The minister said the Australian Government had been working with the international community to create momentum for lasting peace in the Middle East and that a two-state solution was the only way to break the cycle of violence.

Frontbencher Anne Aly told The West she had heard from Middle Eastern countries during an emergency summit on aid for people in Gaza that Australia is perceived to be doing a lot to support Palestine, despite the rhetoric from domestic activists.

The Coalition refused to back the Government amendment, offering its own further alteration, which explicitly set out five preconditions for a two-state solution.

Labor did not support that amendment.

Senator Payman accused her colleagues of attempting to water down the sentiment.

She drew on Labor luminaries, including Paul Keating, Bob Hawke and Gough Whitlam, to say she was acting in line with the party’s long-held ethos.
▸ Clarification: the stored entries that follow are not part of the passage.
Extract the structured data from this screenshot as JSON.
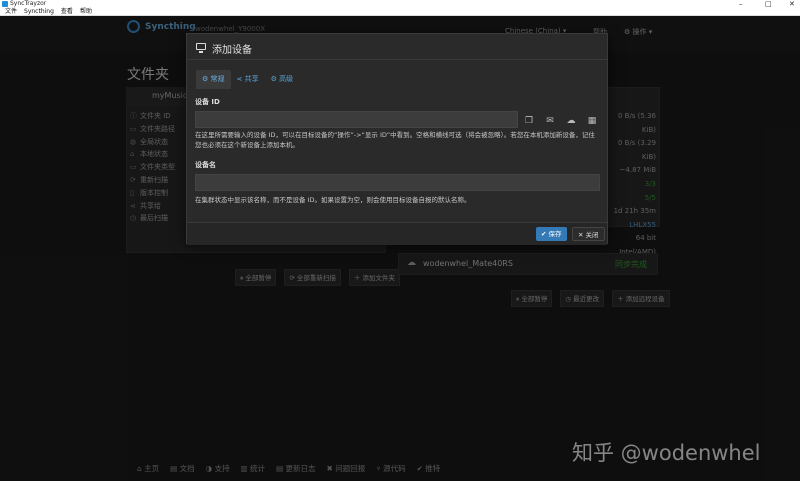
{
  "window": {
    "title": "SyncTrayzor",
    "min": "–",
    "max": "□",
    "close": "✕"
  },
  "menu": [
    "文件",
    "Syncthing",
    "查看",
    "帮助"
  ],
  "nav": {
    "brand": "Syncthing",
    "host": "wodenwhel_Y9000X",
    "language": "Chinese (China) ▾",
    "help": "帮助",
    "actions": "⚙ 操作 ▾"
  },
  "folders": {
    "title": "文件夹",
    "folder_name": "myMusic",
    "rows": [
      "文件夹 ID",
      "文件夹路径",
      "全局状态",
      "本地状态",
      "文件夹类型",
      "重新扫描",
      "版本控制",
      "共享给",
      "最后扫描"
    ],
    "buttons": [
      "⏸ 全部暂停",
      "⟳ 全部重新扫描",
      "＋ 添加文件夹"
    ]
  },
  "right_values": [
    "0 B/s (5.36 KiB)",
    "0 B/s (3.29 KiB)",
    "~4.87 MiB",
    "3/3",
    "5/5",
    "1d 21h 35m",
    "LHLX55",
    "64 bit Intel/AMD)"
  ],
  "device": {
    "name": "wodenwhel_Mate40RS",
    "status": "同步完成"
  },
  "device_buttons": [
    "⏸ 全部暂停",
    "◷ 最近更改",
    "＋ 添加远程设备"
  ],
  "footer": [
    "⌂ 主页",
    "▤ 文档",
    "◑ 支持",
    "▥ 统计",
    "▤ 更新日志",
    "✖ 问题回报",
    "⑂ 源代码",
    "✔ 推特"
  ],
  "watermark": "知乎 @wodenwhel",
  "modal": {
    "title": "添加设备",
    "tabs": [
      "⚙ 常规",
      "⋖ 共享",
      "⚙ 高级"
    ],
    "device_id_label": "设备 ID",
    "device_id_value": "",
    "device_id_help": "在这里所需要输入的设备 ID，可以在目标设备的“操作”->“显示 ID”中看到。空格和横线可选（将会被忽略）。若您在本机添加新设备，记住您也必须在这个新设备上添加本机。",
    "device_name_label": "设备名",
    "device_name_value": "",
    "device_name_help": "在集群状态中显示该名称，而不是设备 ID。如果设置为空，则会使用目标设备自报的默认名称。",
    "save": "✔ 保存",
    "close": "✕ 关闭"
  }
}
However, Labor MPs have grown increasingly frustrated with how Senator Payman has chosen to express her pro-Palestine position, saying she failed to follow well-established traditions that allow vigorous debate of differing views in private settings, such as caucus meetings.

Multiple sources point to the example of Senator Wong, who fought for years internally to shift Labor’s position on same-sex marriage without once crossing the floor.

Even Labor MPs sympathetic to Senator Payman’s position believe her decision to support the Greens motion must come with consequences.